What’s the difference between a wish and a goal?  A goal, or at least a good goal, should meet the following criteria, which can be remembered by the acronym SMART:
  • Specific – is it clear exactly what the outcome is we’re looking for?
  • Measurable – will we know if we are on track, and/or when we are there?
  • Agreed – Is everyone on the ‘same page’ with the goal?
  • Realistic – Is it likely to achieve, given the available resources?
  • Time Based – When does it need to be done by?

Let’s have a look at some common examples.  Some of the ‘wishes’ we often hear include:
  • Go on an overseas trip
  • Buy a new car
  • Help my kids out

The first thing we do is give this a bit of a tweak, to turn them into the corresponding goals:
  • Go on a trip at the end of next year which will cost around $10,000.
  • Buy a new car in 2018, with a trade in cost of $20,000.
  • Pay our daughter’s rent of $150 per week for the first year of her university degree.

Now let’s look at a slightly harder one.  Many of our clients list as one of the most important things to them ‘having enough for retirement’.  So how do we turn this abstract ‘dream’ into a concrete ‘goal’?  By simply filling in the blanks on the statement below:
  • You would like to retire at (retirement age) earning an income of (present value of retirement income needs) in today’s dollars. Assuming an indexation rate of 3%, over (years to retirement), this equates to you requiring (future value of retirement income needs) in the first year of your retirement.  Based on an assumed rate of return of (average investment return on retirement savings), requires a capital base of approximately (total retirement savings) in (month and year of retirement).
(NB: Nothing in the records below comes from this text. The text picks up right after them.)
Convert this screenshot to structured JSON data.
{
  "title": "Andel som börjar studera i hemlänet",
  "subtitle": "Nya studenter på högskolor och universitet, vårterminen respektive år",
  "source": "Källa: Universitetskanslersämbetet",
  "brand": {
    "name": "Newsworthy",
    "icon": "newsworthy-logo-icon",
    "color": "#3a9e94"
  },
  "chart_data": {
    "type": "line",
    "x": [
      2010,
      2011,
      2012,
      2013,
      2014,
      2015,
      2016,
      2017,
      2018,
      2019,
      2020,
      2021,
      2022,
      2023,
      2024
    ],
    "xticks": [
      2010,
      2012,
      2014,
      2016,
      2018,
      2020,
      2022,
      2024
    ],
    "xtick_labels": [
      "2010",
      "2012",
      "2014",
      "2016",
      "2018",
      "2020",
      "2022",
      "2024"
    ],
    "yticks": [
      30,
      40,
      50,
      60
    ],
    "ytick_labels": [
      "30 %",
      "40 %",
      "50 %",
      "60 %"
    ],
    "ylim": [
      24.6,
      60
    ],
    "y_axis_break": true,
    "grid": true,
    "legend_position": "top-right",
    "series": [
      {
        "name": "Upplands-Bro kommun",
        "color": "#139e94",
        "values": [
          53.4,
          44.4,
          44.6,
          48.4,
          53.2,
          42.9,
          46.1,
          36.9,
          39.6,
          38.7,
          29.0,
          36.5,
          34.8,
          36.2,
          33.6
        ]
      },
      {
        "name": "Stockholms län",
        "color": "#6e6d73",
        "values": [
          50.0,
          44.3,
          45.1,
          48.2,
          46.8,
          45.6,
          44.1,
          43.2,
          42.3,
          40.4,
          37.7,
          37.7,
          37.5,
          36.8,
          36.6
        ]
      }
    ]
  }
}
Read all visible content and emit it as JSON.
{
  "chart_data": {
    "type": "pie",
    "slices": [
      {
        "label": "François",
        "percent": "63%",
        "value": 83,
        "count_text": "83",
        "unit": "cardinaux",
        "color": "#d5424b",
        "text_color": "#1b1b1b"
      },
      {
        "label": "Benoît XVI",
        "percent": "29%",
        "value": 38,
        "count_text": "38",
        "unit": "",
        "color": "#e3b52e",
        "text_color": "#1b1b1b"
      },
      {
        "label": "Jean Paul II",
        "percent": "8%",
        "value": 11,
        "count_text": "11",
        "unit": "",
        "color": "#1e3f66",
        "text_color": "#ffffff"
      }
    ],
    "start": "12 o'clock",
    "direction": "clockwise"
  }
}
While calculating all of the parts of this may not be necessarily be easy, there’s no denying that it’s simple.  By the end of our first appointment, everyone who comes to see us to discuss retirement planning leaves with a SMART retirement goal.
The important thing from our perspective is that these goals have to come first.  The example that I always give is that getting financial planning advice without your financial adviser knowing your goals, is like your travel agent booking a trip for you without knowing where you want to go.

In both cases, you might end up where you wanted to go… but it’s highly unlikely.